Lola T150 Lola T152 Lola T153
- Category: USAC IndyCar
- Constructor: Lola
- Predecessor: Lola T90
- Successor: Lola T270

Technical specifications
- Engine: Ford (1968, 1970) Offenhauser (1969) 159 cu in (2.6 L) V8 /I4 mid-engined
- Transmission: Hewland L.G.500 4-speed manual
- Weight: 1,400 lb (640 kg)
- Fuel: Methanol
- Tyres: Goodyear

Competition history
- Notable drivers: Al Unser Mark Donohue
- Debut: 1968 California 200
| Entries | Wins |
| 45 | 9 |

= Lola T150 =

Racing car designed and built by Reynard Racing Cars

The Lola T150, and its derivatives, the T152 and T153, were open-wheel racing car chassis, designed and built by Lola Cars to compete in USAC IndyCar racing series, between 1968 and 1970. The T150 and T153 were powered by the 159 cuin 780-900 hp Ford Indy V-8 turbo engine; while the T152 chassis used a 159 cuin 900 hp Offenhauser 4-cylinder turbo engine.
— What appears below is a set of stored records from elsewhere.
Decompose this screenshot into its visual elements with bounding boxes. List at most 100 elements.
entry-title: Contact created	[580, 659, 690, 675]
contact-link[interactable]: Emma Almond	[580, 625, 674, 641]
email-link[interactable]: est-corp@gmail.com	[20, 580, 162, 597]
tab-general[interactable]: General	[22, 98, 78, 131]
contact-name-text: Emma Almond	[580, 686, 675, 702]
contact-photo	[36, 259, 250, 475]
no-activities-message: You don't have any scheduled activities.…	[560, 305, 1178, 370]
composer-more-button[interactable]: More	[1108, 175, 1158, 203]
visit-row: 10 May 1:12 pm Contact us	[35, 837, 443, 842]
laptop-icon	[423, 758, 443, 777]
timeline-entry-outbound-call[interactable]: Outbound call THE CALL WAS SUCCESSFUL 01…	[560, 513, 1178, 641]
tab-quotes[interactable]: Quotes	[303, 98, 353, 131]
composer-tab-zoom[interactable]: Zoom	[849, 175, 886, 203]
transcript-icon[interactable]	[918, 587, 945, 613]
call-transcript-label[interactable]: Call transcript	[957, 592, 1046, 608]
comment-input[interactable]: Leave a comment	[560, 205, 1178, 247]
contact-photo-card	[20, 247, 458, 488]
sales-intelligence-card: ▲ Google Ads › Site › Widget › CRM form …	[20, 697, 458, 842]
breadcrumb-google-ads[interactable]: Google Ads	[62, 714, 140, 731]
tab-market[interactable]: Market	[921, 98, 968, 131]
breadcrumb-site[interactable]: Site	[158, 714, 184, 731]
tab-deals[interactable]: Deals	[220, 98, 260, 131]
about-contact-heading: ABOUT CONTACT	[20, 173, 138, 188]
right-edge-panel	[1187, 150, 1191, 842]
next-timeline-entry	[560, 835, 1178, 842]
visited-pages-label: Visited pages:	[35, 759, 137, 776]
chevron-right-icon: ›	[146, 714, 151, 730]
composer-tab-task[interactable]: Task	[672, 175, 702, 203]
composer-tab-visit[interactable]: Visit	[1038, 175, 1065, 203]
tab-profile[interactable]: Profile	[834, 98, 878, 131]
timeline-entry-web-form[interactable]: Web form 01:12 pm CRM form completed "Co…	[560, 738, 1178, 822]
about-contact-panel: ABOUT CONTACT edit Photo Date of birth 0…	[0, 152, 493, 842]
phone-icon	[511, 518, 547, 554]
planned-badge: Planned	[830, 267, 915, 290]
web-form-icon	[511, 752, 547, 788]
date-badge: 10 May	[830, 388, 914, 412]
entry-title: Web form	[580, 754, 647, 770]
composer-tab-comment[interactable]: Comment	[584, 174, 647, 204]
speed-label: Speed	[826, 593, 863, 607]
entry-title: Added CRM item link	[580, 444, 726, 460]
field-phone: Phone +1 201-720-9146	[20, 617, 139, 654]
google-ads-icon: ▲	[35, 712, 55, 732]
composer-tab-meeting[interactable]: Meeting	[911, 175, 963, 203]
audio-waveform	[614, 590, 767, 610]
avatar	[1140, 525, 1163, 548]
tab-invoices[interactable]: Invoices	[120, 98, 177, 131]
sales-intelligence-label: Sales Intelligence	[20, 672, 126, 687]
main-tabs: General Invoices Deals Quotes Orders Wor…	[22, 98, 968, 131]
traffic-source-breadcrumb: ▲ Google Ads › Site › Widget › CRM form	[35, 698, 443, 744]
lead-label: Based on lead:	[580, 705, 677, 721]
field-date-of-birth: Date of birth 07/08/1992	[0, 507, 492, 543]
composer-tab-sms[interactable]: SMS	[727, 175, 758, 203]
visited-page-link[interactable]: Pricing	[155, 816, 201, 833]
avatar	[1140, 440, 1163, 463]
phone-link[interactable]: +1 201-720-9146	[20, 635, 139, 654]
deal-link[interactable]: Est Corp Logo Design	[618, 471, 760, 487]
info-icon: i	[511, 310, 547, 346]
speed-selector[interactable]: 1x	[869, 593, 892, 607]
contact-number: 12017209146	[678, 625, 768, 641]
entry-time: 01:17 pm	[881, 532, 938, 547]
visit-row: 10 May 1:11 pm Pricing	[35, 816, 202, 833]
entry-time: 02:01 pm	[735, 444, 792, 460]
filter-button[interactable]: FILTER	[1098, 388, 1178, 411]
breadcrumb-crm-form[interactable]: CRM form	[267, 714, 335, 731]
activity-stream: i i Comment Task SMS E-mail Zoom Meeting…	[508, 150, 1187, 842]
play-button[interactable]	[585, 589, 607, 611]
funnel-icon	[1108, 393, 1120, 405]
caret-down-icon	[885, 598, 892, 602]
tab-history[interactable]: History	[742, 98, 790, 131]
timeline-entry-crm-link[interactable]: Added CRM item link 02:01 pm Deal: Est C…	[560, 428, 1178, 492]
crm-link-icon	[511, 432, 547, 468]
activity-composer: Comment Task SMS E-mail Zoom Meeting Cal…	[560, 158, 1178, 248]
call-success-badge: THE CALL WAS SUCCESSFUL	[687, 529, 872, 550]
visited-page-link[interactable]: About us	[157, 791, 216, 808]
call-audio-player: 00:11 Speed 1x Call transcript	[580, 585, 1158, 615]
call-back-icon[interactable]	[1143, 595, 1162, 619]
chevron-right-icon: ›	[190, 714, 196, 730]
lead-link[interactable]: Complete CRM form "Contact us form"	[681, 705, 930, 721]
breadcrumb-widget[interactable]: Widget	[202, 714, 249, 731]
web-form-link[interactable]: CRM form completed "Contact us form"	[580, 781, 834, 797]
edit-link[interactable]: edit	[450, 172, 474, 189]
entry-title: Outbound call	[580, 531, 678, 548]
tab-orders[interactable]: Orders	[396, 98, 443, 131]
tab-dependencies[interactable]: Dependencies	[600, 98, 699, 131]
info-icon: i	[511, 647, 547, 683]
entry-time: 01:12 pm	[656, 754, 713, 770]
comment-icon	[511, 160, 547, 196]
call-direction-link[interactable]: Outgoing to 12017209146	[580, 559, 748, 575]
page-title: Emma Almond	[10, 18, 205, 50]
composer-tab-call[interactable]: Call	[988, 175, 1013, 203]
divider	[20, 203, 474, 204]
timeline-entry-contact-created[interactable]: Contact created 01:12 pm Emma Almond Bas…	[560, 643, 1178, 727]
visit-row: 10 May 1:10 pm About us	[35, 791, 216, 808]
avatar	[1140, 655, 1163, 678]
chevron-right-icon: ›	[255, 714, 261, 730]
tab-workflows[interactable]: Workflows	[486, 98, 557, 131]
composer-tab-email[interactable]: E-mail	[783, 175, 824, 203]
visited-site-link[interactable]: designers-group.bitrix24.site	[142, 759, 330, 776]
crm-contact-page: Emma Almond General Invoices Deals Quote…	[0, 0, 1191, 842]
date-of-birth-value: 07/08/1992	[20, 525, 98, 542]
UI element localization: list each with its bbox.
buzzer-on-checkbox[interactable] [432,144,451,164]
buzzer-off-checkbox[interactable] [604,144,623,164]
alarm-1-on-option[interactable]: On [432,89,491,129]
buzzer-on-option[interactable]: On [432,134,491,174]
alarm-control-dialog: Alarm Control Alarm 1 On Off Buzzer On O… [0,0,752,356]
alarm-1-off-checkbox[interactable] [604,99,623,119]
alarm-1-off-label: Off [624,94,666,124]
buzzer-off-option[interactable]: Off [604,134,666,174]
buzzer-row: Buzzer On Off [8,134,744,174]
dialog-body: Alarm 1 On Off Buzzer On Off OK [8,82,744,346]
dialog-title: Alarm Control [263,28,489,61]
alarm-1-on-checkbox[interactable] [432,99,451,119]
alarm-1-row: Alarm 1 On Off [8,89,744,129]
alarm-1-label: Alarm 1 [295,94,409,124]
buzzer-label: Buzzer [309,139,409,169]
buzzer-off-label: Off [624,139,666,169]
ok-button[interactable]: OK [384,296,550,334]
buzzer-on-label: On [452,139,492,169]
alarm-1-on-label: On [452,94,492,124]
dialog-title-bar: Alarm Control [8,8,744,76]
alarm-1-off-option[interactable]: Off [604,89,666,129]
Both the T150 and T152 used a unique four-wheel-drive system, which would be banned after the 1969 season. The T153 only used a conventional two-wheel-drive (rear-wheel-drive setup. The different chassis would, over the span of three years, win a total of 9 races, all while being driven by Al Unser.